Tim : For me I don’t see them as that far apart. The way I work on a remix is to pick one or two repeating phrases and write a lot of my own material over the top of them. Tim : The original track then is just a starting point in the way that thinking about modernist architecture can be a starting point. It can be quite time consuming so I may do a little less in the future in order to concentrate on my own material though I am very lucky to have been asked to remix some artists I love and if I continue to be asked to work on such great material then I will find it hard to resist.
Spaceman: Who would you love to remix if you had the chance?
Tim : Well as I have said I have remixed a lot of my favourites but there are lots more I would like to do; I would love to have a go at Epic 45 and if Lawrence ever reforms Felt then I would do a remix in a flash. Failing that, a really loud or heavy artist or one with lots of vocals would be an interesting challenge.
Spaceman: How do you write a track? Do you begin with melody or rhythm? Do you layer up each part? Do you sometimes get the whole piece in your head and go try to lay it down in the studio?
Tim : When I write a track I usually sit down with a guitar or keyboard and just see what comes out from playing, what happens or what direction I choose to go in depends I suppose on what mood I am in or what I am thinking about. I may just have three chords but I will put them down on a track and then start layering things over the top. Sometimes there will be twenty tracks playing at a time, I like to build quite complex things from the interplay between many simple lines but most start from a fairly simple guitar or keyboard motif which I repeat and build the song around, you can hear this in songs like swept or your wings make you fly which both have simple keyboard riffs running all the way through them in the background. I like building intensity through repetition though it is always musical repetition, for me percussion tracks are always the last thing to get sorted.

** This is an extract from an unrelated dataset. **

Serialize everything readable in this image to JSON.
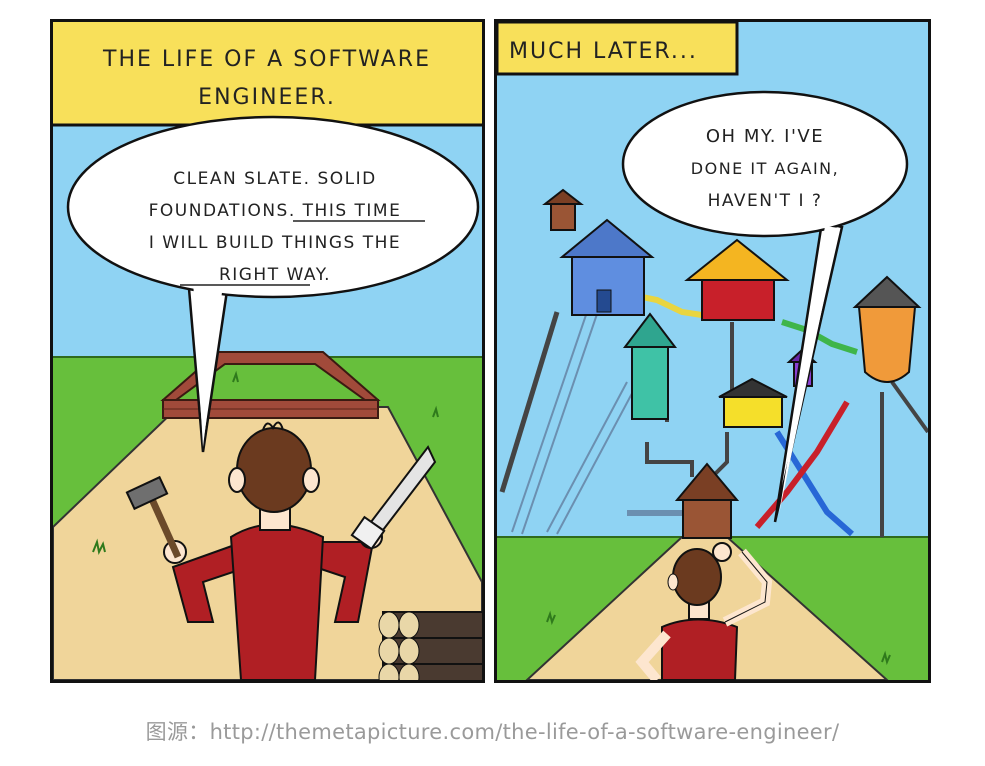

Occasionally I will imagine the whole song in my head, hush now from my mirror ep was like that but more often if i am writing things in my head it is the melodies and layers that go over the original idea, that almost invariably comes from sitting with an instrument. I should add on the idea of a studio, perhaps to show solidarity with all the other “little guys” out there, my music is necessarily made on a shoestring budget on a laptop with a midi keyboard and a guitar in the corner of a room. There is no studio and no expensive equipment used in its production, this does create limitations but i like to think it also helps shape my sound too and shows what you can do on a restricted budget.
Spaceman: Tell us about the album you have just released on the n5MD label.
Tim : It’s called Hope Dies Last, so named because a number of tracks were influenced by my nostalgia for my youth when I spent a lot of time listening to weird and wonderful shortwave transmissions from Radio Moscow and all the other former eastern bloc nations. They promised a fantastic future but, of course, one that was never real. Despite this I still look back on this idea with nostalgia and still hope that maybe it could be made real. On the cover is a beautiful photograph of an old radio of the kind we had and its warm orange glow seems to sum up this feeling perfectly.
It’s an album which was a long time gestating but I never found a label I felt was right to release it with until now. Mike Cadoo has a great label at n5md and I am really happy to be part of the set up.
There are 12 songs that vary from uptempo, “between joy” which I have been playing in my live set for a while as “happy song”, to more stretched out and almost ambient like “I still hope”, which was on of the last tracks to be finished. I had the opportunity to rework an old track “a sky full of clouds” with Mike adding bass and some of the drums and Becca Riedtmann writing some lyrics especially to fit the song and for me it is one of the highlights of the album. I’m really pleased with the way the whole album turned out, I hope others will be too.
[sic] Magazine thanks Tim Ingham for his insights. Hope Dies Last is out now on the n5MD label.